Hagen Philharmonic Orchestra - Tristan and Isolde - Audiophile Audition
02 April 2008Audiophile Audition
Henk de Vlieger (b. 1953), a Dutch composer and professional timpanist, was commissioned in 1994 by Maestro Edo de Waart and the Radio Netherlands Philharmonic Orchestra organization to write or synthesize this work from Richard Wagner's opera Tristan und Isolde.
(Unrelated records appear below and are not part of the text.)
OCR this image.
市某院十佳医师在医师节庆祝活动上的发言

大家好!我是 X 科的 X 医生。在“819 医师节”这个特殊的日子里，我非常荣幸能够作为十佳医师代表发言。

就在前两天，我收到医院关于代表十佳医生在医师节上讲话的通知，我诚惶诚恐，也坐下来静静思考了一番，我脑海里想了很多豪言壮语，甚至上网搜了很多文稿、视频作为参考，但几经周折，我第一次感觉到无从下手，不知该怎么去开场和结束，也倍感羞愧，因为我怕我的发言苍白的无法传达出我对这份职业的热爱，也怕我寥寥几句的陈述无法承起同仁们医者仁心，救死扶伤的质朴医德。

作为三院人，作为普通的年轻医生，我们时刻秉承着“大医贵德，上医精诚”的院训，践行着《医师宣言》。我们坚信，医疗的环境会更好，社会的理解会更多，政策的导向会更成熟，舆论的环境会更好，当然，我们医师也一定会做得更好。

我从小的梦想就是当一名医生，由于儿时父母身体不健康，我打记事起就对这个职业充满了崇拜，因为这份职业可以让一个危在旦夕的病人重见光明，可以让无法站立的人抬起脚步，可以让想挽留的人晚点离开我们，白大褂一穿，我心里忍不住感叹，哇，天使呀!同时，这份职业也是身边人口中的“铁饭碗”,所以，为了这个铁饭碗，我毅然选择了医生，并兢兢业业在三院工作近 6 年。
Essentially, this eminently symphonic piece consists of just one continuous movement lasting sixty minutes and also is one part of his so-called Wagner/de Vlieger tetralogy.
A best-kept secret among reviewers is that Wagner is just far too long [and not commonly-held by concertgoers?...Ed.], and a shorter version of any of his operas would always be a welcomed and desired relief in the concert and recording circuit considering that most of them last between four and five hours; in our case T&I is just about four hours length. A great symphonic work like T&I should be open to contraction - there is a lot more to Wagner than meets the eye and the ear and many have argued that a large work (such as T&I) can and should be reduced in content to make it more accessible to concertgoers. Without loosing Wagner's grand concept de Vlieger, with this orchestra-only arrangement, has done just that - still fully conveying the opera's stoic nobility as originally intended. It is obvious that de Vlieger as a musician and arranger has an imposing grasp of Wagner's musical muse and T&I as well - he reconceived the latter as a purely aural concept free of visual distractions. This arrangement is pure musical drama for the naked ear whereby even the smallest of musical parts reflects the greatness of the whole; in the process he successfully achieves his goal with an autonomous drama of the orchestral kind - a Wagner without words!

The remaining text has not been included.